Hi! I am training a classification model on the EMNIST dataset. I noticed big differences in the convergence of the loss when using the EMNIST dataset from torchvision (torchvision.datasets.EMNIST), instead of loading from CSV. I tested using the same parameters for the model and with the same random seed.
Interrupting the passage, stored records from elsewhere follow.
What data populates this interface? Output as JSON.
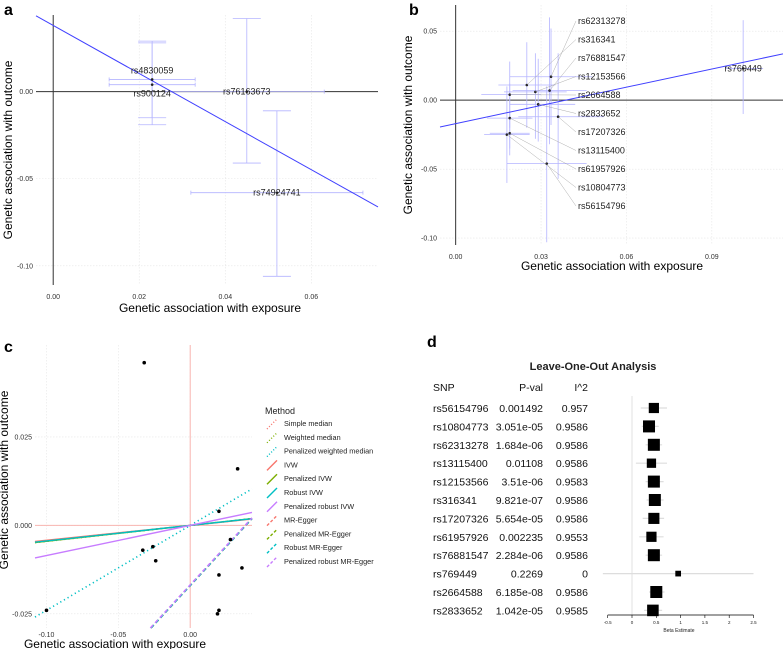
{
  "chart_data": [
    {
      "panel": "a",
      "type": "scatter",
      "xlabel": "Genetic association with exposure",
      "ylabel": "Genetic association with outcome",
      "xlim": [
        -0.004,
        0.0755
      ],
      "ylim": [
        -0.111,
        0.044
      ],
      "xticks": [
        "0.00",
        "0.02",
        "0.04",
        "0.06"
      ],
      "xtick_values": [
        0,
        0.02,
        0.04,
        0.06
      ],
      "yticks": [
        "0.00",
        "-0.05",
        "-0.10"
      ],
      "ytick_values": [
        0,
        -0.05,
        -0.1
      ],
      "line": {
        "intercept": 0.038,
        "slope": -1.38,
        "color": "#4040ff"
      },
      "points": [
        {
          "snp": "rs4830059",
          "x": 0.023,
          "y": 0.007,
          "xlo": 0.013,
          "xhi": 0.033,
          "ylo": -0.015,
          "yhi": 0.029
        },
        {
          "snp": "rs900124",
          "x": 0.023,
          "y": 0.004,
          "xlo": 0.013,
          "xhi": 0.033,
          "ylo": -0.019,
          "yhi": 0.028
        },
        {
          "snp": "rs76163673",
          "x": 0.045,
          "y": 0.0,
          "xlo": 0.026,
          "xhi": 0.063,
          "ylo": -0.041,
          "yhi": 0.042
        },
        {
          "snp": "rs74924741",
          "x": 0.052,
          "y": -0.058,
          "xlo": 0.032,
          "xhi": 0.072,
          "ylo": -0.106,
          "yhi": -0.011
        }
      ]
    },
    {
      "panel": "b",
      "type": "scatter",
      "xlabel": "Genetic association with exposure",
      "ylabel": "Genetic association with outcome",
      "xlim": [
        -0.0055,
        0.115
      ],
      "ylim": [
        -0.105,
        0.069
      ],
      "xticks": [
        "0.00",
        "0.03",
        "0.06",
        "0.09"
      ],
      "xtick_values": [
        0,
        0.03,
        0.06,
        0.09
      ],
      "yticks": [
        "0.05",
        "0.00",
        "-0.05",
        "-0.10"
      ],
      "ytick_values": [
        0.05,
        0,
        -0.05,
        -0.1
      ],
      "line": {
        "intercept": -0.017,
        "slope": 0.44,
        "color": "#4040ff"
      },
      "points": [
        {
          "snp": "rs62313278",
          "x": 0.0335,
          "y": 0.017,
          "xlo": 0.019,
          "xhi": 0.048,
          "ylo": -0.018,
          "yhi": 0.052
        },
        {
          "snp": "rs316341",
          "x": 0.025,
          "y": 0.011,
          "xlo": 0.015,
          "xhi": 0.035,
          "ylo": -0.02,
          "yhi": 0.042
        },
        {
          "snp": "rs76881547",
          "x": 0.033,
          "y": 0.007,
          "xlo": 0.02,
          "xhi": 0.046,
          "ylo": -0.032,
          "yhi": 0.06
        },
        {
          "snp": "rs12153566",
          "x": 0.028,
          "y": 0.006,
          "xlo": 0.017,
          "xhi": 0.039,
          "ylo": -0.028,
          "yhi": 0.034
        },
        {
          "snp": "rs2664588",
          "x": 0.019,
          "y": 0.004,
          "xlo": 0.009,
          "xhi": 0.03,
          "ylo": -0.02,
          "yhi": 0.028
        },
        {
          "snp": "rs2833652",
          "x": 0.029,
          "y": -0.003,
          "xlo": 0.019,
          "xhi": 0.042,
          "ylo": -0.03,
          "yhi": 0.03
        },
        {
          "snp": "rs13115400",
          "x": 0.019,
          "y": -0.013,
          "xlo": 0.011,
          "xhi": 0.027,
          "ylo": -0.035,
          "yhi": 0.012
        },
        {
          "snp": "rs17207326",
          "x": 0.036,
          "y": -0.012,
          "xlo": 0.022,
          "xhi": 0.052,
          "ylo": -0.057,
          "yhi": 0.034
        },
        {
          "snp": "rs61957926",
          "x": 0.019,
          "y": -0.024,
          "xlo": 0.012,
          "xhi": 0.026,
          "ylo": -0.04,
          "yhi": -0.008
        },
        {
          "snp": "rs10804773",
          "x": 0.018,
          "y": -0.025,
          "xlo": 0.01,
          "xhi": 0.026,
          "ylo": -0.06,
          "yhi": 0.01
        },
        {
          "snp": "rs56154796",
          "x": 0.032,
          "y": -0.046,
          "xlo": 0.018,
          "xhi": 0.046,
          "ylo": -0.103,
          "yhi": 0.01
        },
        {
          "snp": "rs769449",
          "x": 0.101,
          "y": 0.023,
          "xlo": 0.095,
          "xhi": 0.108,
          "ylo": -0.01,
          "yhi": 0.058
        }
      ]
    },
    {
      "panel": "c",
      "type": "scatter",
      "xlabel": "Genetic association with exposure",
      "ylabel": "Genetic association with outcome",
      "xlim": [
        -0.108,
        0.043
      ],
      "ylim": [
        -0.029,
        0.051
      ],
      "xticks": [
        "-0.10",
        "-0.05",
        "0.00"
      ],
      "xtick_values": [
        -0.1,
        -0.05,
        0
      ],
      "yticks": [
        "0.025",
        "0.000",
        "-0.025"
      ],
      "ytick_values": [
        0.025,
        0,
        -0.025
      ],
      "legend": {
        "title": "Method",
        "placement": "right"
      },
      "methods": [
        {
          "name": "Simple median",
          "color": "#f8766d",
          "dash": "dot",
          "intercept": 0,
          "slope": 0.043
        },
        {
          "name": "Weighted median",
          "color": "#7cae00",
          "dash": "dot",
          "intercept": 0,
          "slope": 0.045
        },
        {
          "name": "Penalized weighted median",
          "color": "#00bfc4",
          "dash": "dot",
          "intercept": 0,
          "slope": 0.24
        },
        {
          "name": "IVW",
          "color": "#f8766d",
          "dash": "solid",
          "intercept": 0,
          "slope": 0.042
        },
        {
          "name": "Penalized IVW",
          "color": "#7cae00",
          "dash": "solid",
          "intercept": 0,
          "slope": 0.045
        },
        {
          "name": "Robust IVW",
          "color": "#00bfc4",
          "dash": "solid",
          "intercept": 0,
          "slope": 0.044
        },
        {
          "name": "Penalized robust IVW",
          "color": "#c77cff",
          "dash": "solid",
          "intercept": 0,
          "slope": 0.085
        },
        {
          "name": "MR-Egger",
          "color": "#f8766d",
          "dash": "dash",
          "intercept": -0.017,
          "slope": 0.44
        },
        {
          "name": "Penalized MR-Egger",
          "color": "#7cae00",
          "dash": "dash",
          "intercept": -0.017,
          "slope": 0.44
        },
        {
          "name": "Robust MR-Egger",
          "color": "#00bfc4",
          "dash": "dash",
          "intercept": -0.017,
          "slope": 0.44
        },
        {
          "name": "Penalized robust MR-Egger",
          "color": "#c77cff",
          "dash": "dash",
          "intercept": -0.0168,
          "slope": 0.44
        }
      ],
      "points": [
        {
          "x": -0.032,
          "y": 0.046
        },
        {
          "x": 0.033,
          "y": 0.016
        },
        {
          "x": 0.02,
          "y": 0.004
        },
        {
          "x": 0.028,
          "y": -0.004
        },
        {
          "x": -0.033,
          "y": -0.007
        },
        {
          "x": -0.026,
          "y": -0.006
        },
        {
          "x": -0.024,
          "y": -0.01
        },
        {
          "x": 0.02,
          "y": -0.014
        },
        {
          "x": 0.036,
          "y": -0.012
        },
        {
          "x": 0.02,
          "y": -0.024
        },
        {
          "x": 0.019,
          "y": -0.025
        },
        {
          "x": -0.1,
          "y": -0.024
        }
      ]
    },
    {
      "panel": "d",
      "type": "table",
      "title": "Leave-One-Out Analysis",
      "columns": [
        "SNP",
        "P-val",
        "I^2"
      ],
      "xlabel": "Beta Estimate",
      "xlim": [
        -0.5,
        2.5
      ],
      "xticks": [
        "-0.5",
        "0",
        "0.5",
        "1",
        "1.5",
        "2",
        "2.5"
      ],
      "xtick_values": [
        -0.5,
        0,
        0.5,
        1,
        1.5,
        2,
        2.5
      ],
      "rows": [
        {
          "snp": "rs56154796",
          "pval": "0.001492",
          "i2": "0.957",
          "beta": 0.45,
          "lo": 0.18,
          "hi": 0.72,
          "weight": 0.8
        },
        {
          "snp": "rs10804773",
          "pval": "3.051e-05",
          "i2": "0.9586",
          "beta": 0.35,
          "lo": 0.2,
          "hi": 0.55,
          "weight": 1.0
        },
        {
          "snp": "rs62313278",
          "pval": "1.684e-06",
          "i2": "0.9586",
          "beta": 0.45,
          "lo": 0.28,
          "hi": 0.62,
          "weight": 1.0
        },
        {
          "snp": "rs13115400",
          "pval": "0.01108",
          "i2": "0.9586",
          "beta": 0.4,
          "lo": 0.08,
          "hi": 0.72,
          "weight": 0.7
        },
        {
          "snp": "rs12153566",
          "pval": "3.51e-06",
          "i2": "0.9583",
          "beta": 0.45,
          "lo": 0.28,
          "hi": 0.65,
          "weight": 1.0
        },
        {
          "snp": "rs316341",
          "pval": "9.821e-07",
          "i2": "0.9586",
          "beta": 0.47,
          "lo": 0.3,
          "hi": 0.65,
          "weight": 1.0
        },
        {
          "snp": "rs17207326",
          "pval": "5.654e-05",
          "i2": "0.9586",
          "beta": 0.45,
          "lo": 0.22,
          "hi": 0.66,
          "weight": 0.9
        },
        {
          "snp": "rs61957926",
          "pval": "0.002235",
          "i2": "0.9553",
          "beta": 0.4,
          "lo": 0.15,
          "hi": 0.65,
          "weight": 0.8
        },
        {
          "snp": "rs76881547",
          "pval": "2.284e-06",
          "i2": "0.9586",
          "beta": 0.45,
          "lo": 0.28,
          "hi": 0.62,
          "weight": 1.0
        },
        {
          "snp": "rs769449",
          "pval": "0.2269",
          "i2": "0",
          "beta": 0.95,
          "lo": -0.6,
          "hi": 2.5,
          "weight": 0.3
        },
        {
          "snp": "rs2664588",
          "pval": "6.185e-08",
          "i2": "0.9586",
          "beta": 0.5,
          "lo": 0.35,
          "hi": 0.67,
          "weight": 1.0
        },
        {
          "snp": "rs2833652",
          "pval": "1.042e-05",
          "i2": "0.9585",
          "beta": 0.43,
          "lo": 0.25,
          "hi": 0.62,
          "weight": 0.95
        }
      ]
    }
  ],
  "panel_labels": [
    "a",
    "b",
    "c",
    "d"
  ]
}
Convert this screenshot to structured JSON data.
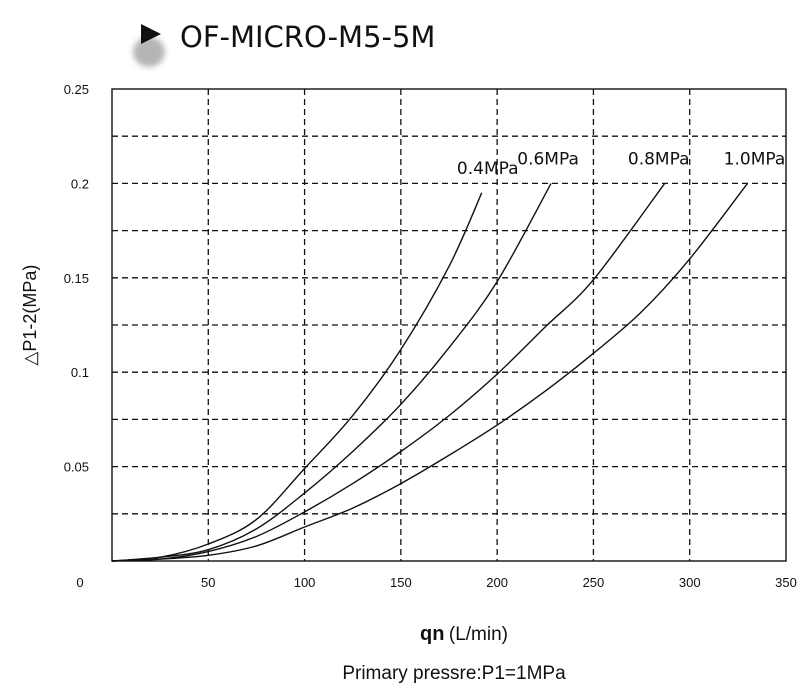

I constructed a custom dataset class to fetch data from csv files:

def load_csv_data(csv_path:str):
 #function to load data from csv, used to create img_data & label_data
    data_df = pd.read_csv(csv_path)
    labels = (data_df.iloc[:,0]).values #first column, labels are uppercase & lowecase, e.g "a" or "A" = 1, shift range from 1-26 to 0-25
    raw_pixels = data_df.iloc[:,1:].values #pixel values , transpose to get correct orientation

    imgs = raw_pixels.reshape(-1,28,28) #emnist images are 28*28 pixels - 3d ndarray
    return imgs, labels

class EMNISTDataset(Dataset):
    def __init__(self, img_data:ndarray, label_data:ndarray, transform, target_transform, subset_indices:slice,):
        super().__init__()
        self.img_subset = img_data[subset_indices]
        self.label_subset = label_data[subset_indices]

        if self.img_subset.shape[0] != self.label_subset.shape[0]:
              raise RuntimeError(f"Img subset len does not match label subset len: \n Img subset len: {self.img_subset.shape[0]} \n Label subset len:{self.label_subset.shape[0]}")
        self.transform = transform
        self.target_transform = target_transform
  
     def __len__(self):
        data_len = self.label_subset.shape[0]
        return data_len
     
     def __getitem__(self, idx):
        X = self.img_subset[idx,:,:]
        y = int(self.label_subset[idx])
        if self.transform:
            X = self.transform(X) #applies torchvision transform
        if self.target_transform:
              y = self.target_transform(y) #applies torchvision transform
          return X, y

I am using these transforms:

img_transform = v2.Compose([
    v2.Resize(28),
    v2.Compose([v2.ToImage(), v2.ToDtype(torch.float32, scale=True)]), # to tensor
    v2.RandomHorizontalFlip(p=1),#100% probability
    v2.RandomRotation(degrees=(90,90)), #flip 90 degrees
    ])
target_transform = lambda y:y-1

This is the Crossentropyloss from multiple runs, the worse ones (around 3.2) are from my custom dataset, while the better ones are from the torchvision dataset:

Compare a batch created by the torchvision dataset with one created by your custom dataset w.r.t. its stats (e.g. mean, min, max, std) to see if the processing differs.

I compared the batches and found that there were big differences, e.g. max: 0.33 vs 3e-18. I fixed it by converting the image arrays to PIL images.